Durante el primer trimestre de 2026, la Asociación Murciana de Apoyo a la Infancia Maltratada (AMAIM) ha recorrido diversos institutos de Murcia y Águilas con el objetivo de fomentar ‘entornos seguros y conscientes’ para adolescentes y jóvenes.

La entidad ha impartido talleres formativos al alumnado de 1º, 2º, 3º y 4º de ESO en los que se han abordado cuestiones como el buentrato como modelo de convivencia, la autoestima y el autoconocimiento, así como la educación sexual integral. La iniciativa busca ofrecer herramientas para que los y las jóvenes puedan construir relaciones más sanas y detectar dinámicas perjudiciales en su entorno.

Destacan los talleres ‘Me conozco, me quiero y me respeto‘, enmarcados en el programa PREVI y subvencionados por la Consejería de Política Social, Familias e Igualdad, que se impartieron en los IES Ingeniero de la Cierva y Floridablanca de Murcia. Asimismo, en Águilas, el IES Alfonso Escámez acogió las sesiones de educación sexual integral y buentrato ‘Así estoy bien‘, financiadas por el Ayuntamiento de la localidad.

Uno de los ejes centrales de estas intervenciones ha sido la escucha. Según destaca AMAIM, su metodología se apoya en ‘lo vivencial y reflexivo y se desarrolla a través de dinámicas de grupo orientadas a fomentar el pensamiento crítico y el intercambio de opiniones.

A lo largo de las sesiones, la asociación ha constatado ‘la enorme necesidad que tienen los y las adolescentes de ser escuchados‘, de poder hablar ‘de sus cosas‘, plantear dudas sin juicios y aclarar conceptos esenciales para su vida cotidiana.

Desde AMAIM subrayan que la prevención de la violencia pasa, en primer lugar, por el trabajo personal y emocional. ‘El primer paso para prevenir cualquier forma de violencia es aprender a escucharse y valorarse’, señalan. En esta línea, la entidad insiste en que, si los y las adolescentes reconocen sus propias fortalezas, les resultará más sencillo establecer relaciones sanas con los demás.

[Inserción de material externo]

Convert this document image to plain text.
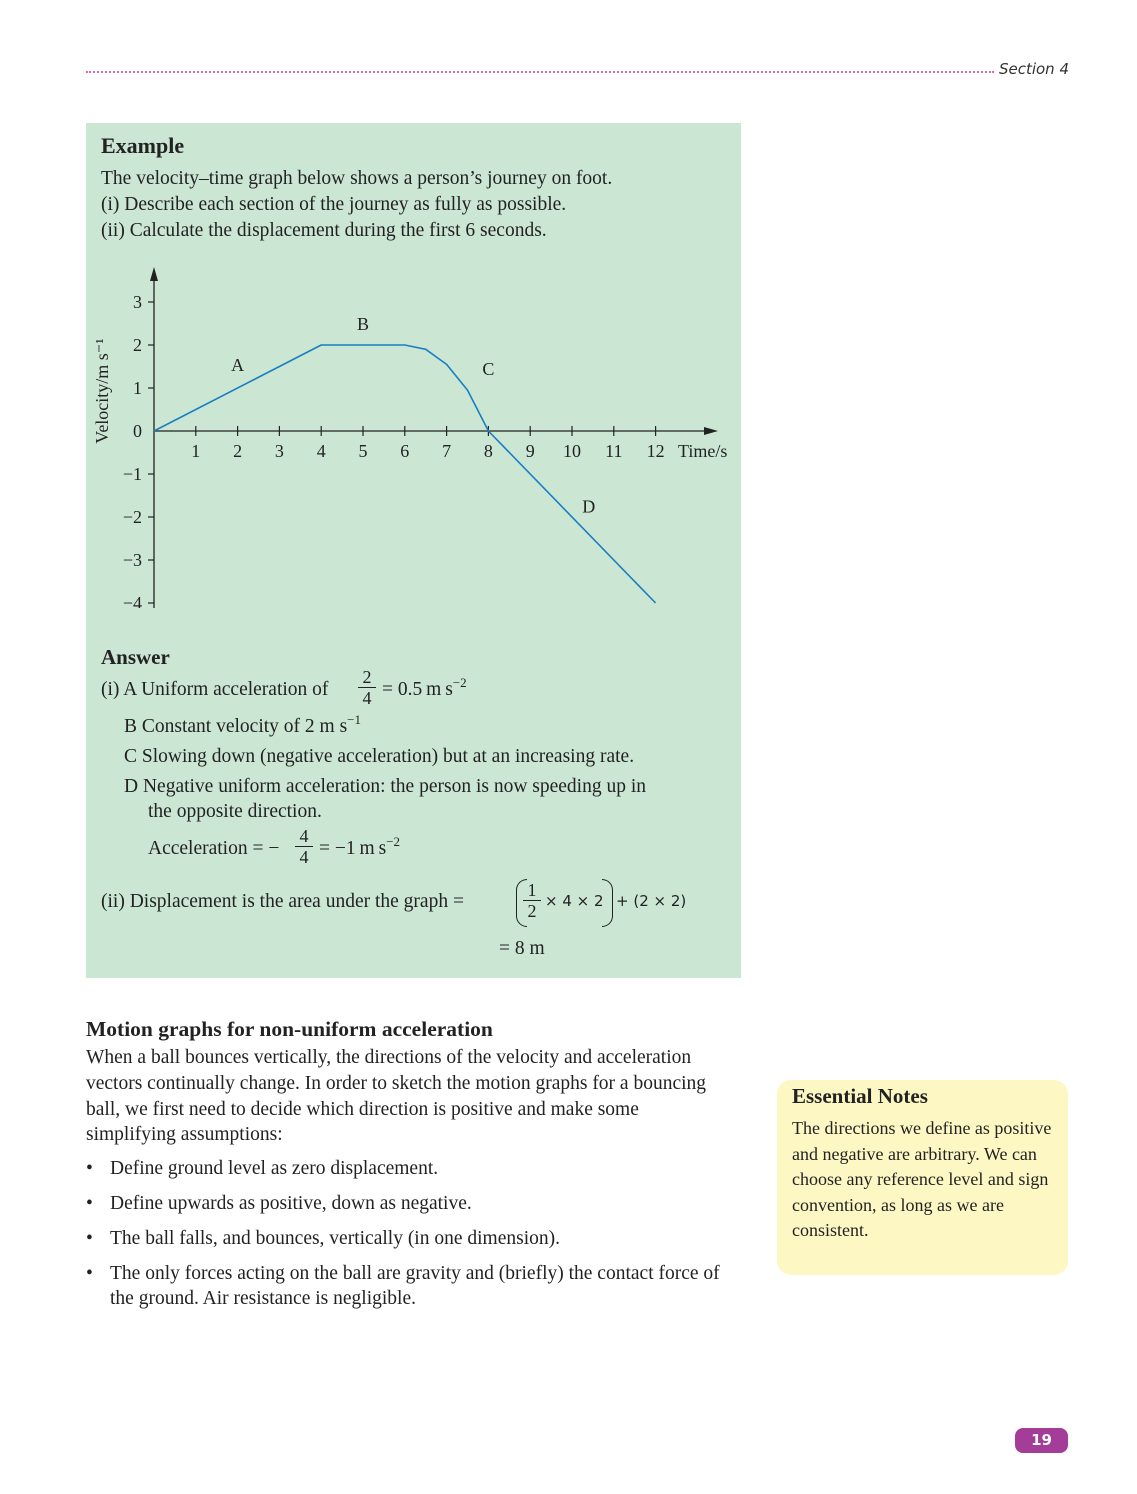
Section 4
Example
The velocity–time graph below shows a person’s journey on foot.
(i) Describe each section of the journey as fully as possible.
(ii) Calculate the displacement during the first 6 seconds.
1 2 3 4 5 6 7 8 9 10 11 12
3
2
1
0
−1
−2
−3
−4
Time/s
Velocity/m s⁻¹	A
B
C
D
Answer
(i) A Uniform acceleration of $\frac{2}{4} = 0.5$ m $s^{-2}$
B Constant velocity of 2 m $s^{-1}$
C Slowing down (negative acceleration) but at an increasing rate.
D Negative uniform acceleration: the person is now speeding up in
the opposite direction.
Acceleration = − $\frac{4}{4} = -1$ m $s^{-2}$
(ii) Displacement is the area under the graph =	$\frac{1}{2} \times 4 \times 2 + (2 \times 2)$
= 8 m
Motion graphs for non-uniform acceleration
When a ball bounces vertically, the directions of the velocity and acceleration vectors continually change. In order to sketch the motion graphs for a bouncing ball, we first need to decide which direction is positive and make some simplifying assumptions:
• Define ground level as zero displacement.
• Define upwards as positive, down as negative.
• The ball falls, and bounces, vertically (in one dimension).
• The only forces acting on the ball are gravity and (briefly) the contact force of the ground. Air resistance is negligible.
Essential Notes
The directions we define as positive and negative are arbitrary. We can choose any reference level and sign convention, as long as we are consistent.
19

La asociación asegura que el balance de estas intervenciones ha sido positivo y que, al terminar cada encuentro, el equipo sale de los centros con la sensación de haber ‘sembrado en tierra fértil‘. No obstante, recuerda también que el trabajo educativo necesita continuidad más allá de los talleres puntuales.

Nosotras plantamos esa semilla, pero el entorno es el que ayuda a brotar‘, destacan desde AMAIM, en referencia al papel que desempeñan los centros educativos y el profesorado. Por ello, la asociación anima a aprovechar las horas de tutoría para seguir profundizando en estos temas, reforzar lo aprendido y dar continuidad al trabajo realizado en las aulas.